Au second tour de la présidentielle, le score d’Emmanuel Macron doit être le plus élevé possible face à Marine Le Pen. Il en va de la pérennité de notre communauté. Voici pourquoi
Si le vote juif pour le Front national a toujours existé, il est traditionnellement résiduel. Au premier tour du 23 avril, il était probablement insignifiant, sauf peut-être dans quelques départements du Midi où les rapatriés d’Algérie sont nombreux et le FN très… banalisé (Vaucluse ou Pyrénées-Orientales par exemple). En Israël, seuls 3,7 % des électeurs de nationalité française ont accordé leurs suffrages à Marine Le Pen. C’est peu mais encore trop. Cela dit, le vrai danger est ailleurs. Beaucoup de Juifs ont préféré François Fillon à Emmanuel Macron, soupçonnant ce dernier de tergiversations ou de mollesse face aux défis économiques présents et à venir, gage d’un possible immobilisme à la Hollande. D’autre part, le résultat du second tour semble acquis d’avance en faveur de l’ancien ministre de l’Economie. Dans ces conditions, le risque d’abstention est élevé.
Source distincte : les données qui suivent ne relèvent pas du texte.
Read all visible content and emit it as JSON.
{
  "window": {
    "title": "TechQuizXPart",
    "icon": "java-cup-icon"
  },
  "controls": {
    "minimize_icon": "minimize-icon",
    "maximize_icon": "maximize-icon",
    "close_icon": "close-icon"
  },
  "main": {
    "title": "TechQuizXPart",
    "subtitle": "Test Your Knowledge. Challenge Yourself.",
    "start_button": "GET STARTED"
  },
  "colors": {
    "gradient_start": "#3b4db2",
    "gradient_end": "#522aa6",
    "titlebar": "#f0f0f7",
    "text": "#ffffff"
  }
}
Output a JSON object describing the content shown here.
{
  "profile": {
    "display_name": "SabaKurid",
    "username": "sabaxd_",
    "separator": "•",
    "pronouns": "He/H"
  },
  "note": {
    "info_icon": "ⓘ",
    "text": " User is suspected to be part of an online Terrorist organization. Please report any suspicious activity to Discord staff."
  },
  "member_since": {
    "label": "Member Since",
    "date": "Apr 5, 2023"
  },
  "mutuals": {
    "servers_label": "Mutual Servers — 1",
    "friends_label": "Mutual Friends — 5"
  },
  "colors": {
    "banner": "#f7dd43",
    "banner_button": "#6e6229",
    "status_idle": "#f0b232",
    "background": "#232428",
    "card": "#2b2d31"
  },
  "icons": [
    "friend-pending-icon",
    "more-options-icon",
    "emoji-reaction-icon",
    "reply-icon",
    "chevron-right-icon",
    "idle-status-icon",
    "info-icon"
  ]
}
Or, s’il est vrai que l’ex-cadre de la banque Rothschild paraît assuré de l’emporter, chaque voix juive va compter. Car un score élevé de la fille de Jean-Marie Le Pen (plus de 37 ou 38 % des bulletins) provoquerait mécaniquement une recomposition de la droite dans un sens réactionnaire, populiste et diamétralement opposé aux intérêts de notre communauté. Le politologue Jean-Philippe Moinet, fondateur de l’Observatoire de l’extrémisme, l’avait souligné dans ces colonnes en mars. C’est en empêchant le FN de battre un nouveau record dans les urnes que l’on dissuadera la droite républicaine de se déchirer voire d’imploser, comme le pronostiquent déjà certains experts. Dans le cas contraire, le nationalisme hexagonal dans sa version étriquée, ennemi des Juifs depuis le 19e siècle, celui-là même qui a engendré le pétainisme et participé à la Shoah par le biais de la Collaboration, relèvera la tête. Et trouvera des alliés dans un climat marqué par l’arrogance, car une digue morale pourrait sauter. L’« accord de gouvernement » signé entre les deux tours, le 28 avril, entre la candidate frontiste et le « gaulliste » Nicolas Dupont-Aignan (4,8 % des suffrages) en est la première illustration. La menace est donc très préoccupante. Il en va de la pérennité du judaïsme français, en particulier dans sa forme visible : organisée et cultuelle.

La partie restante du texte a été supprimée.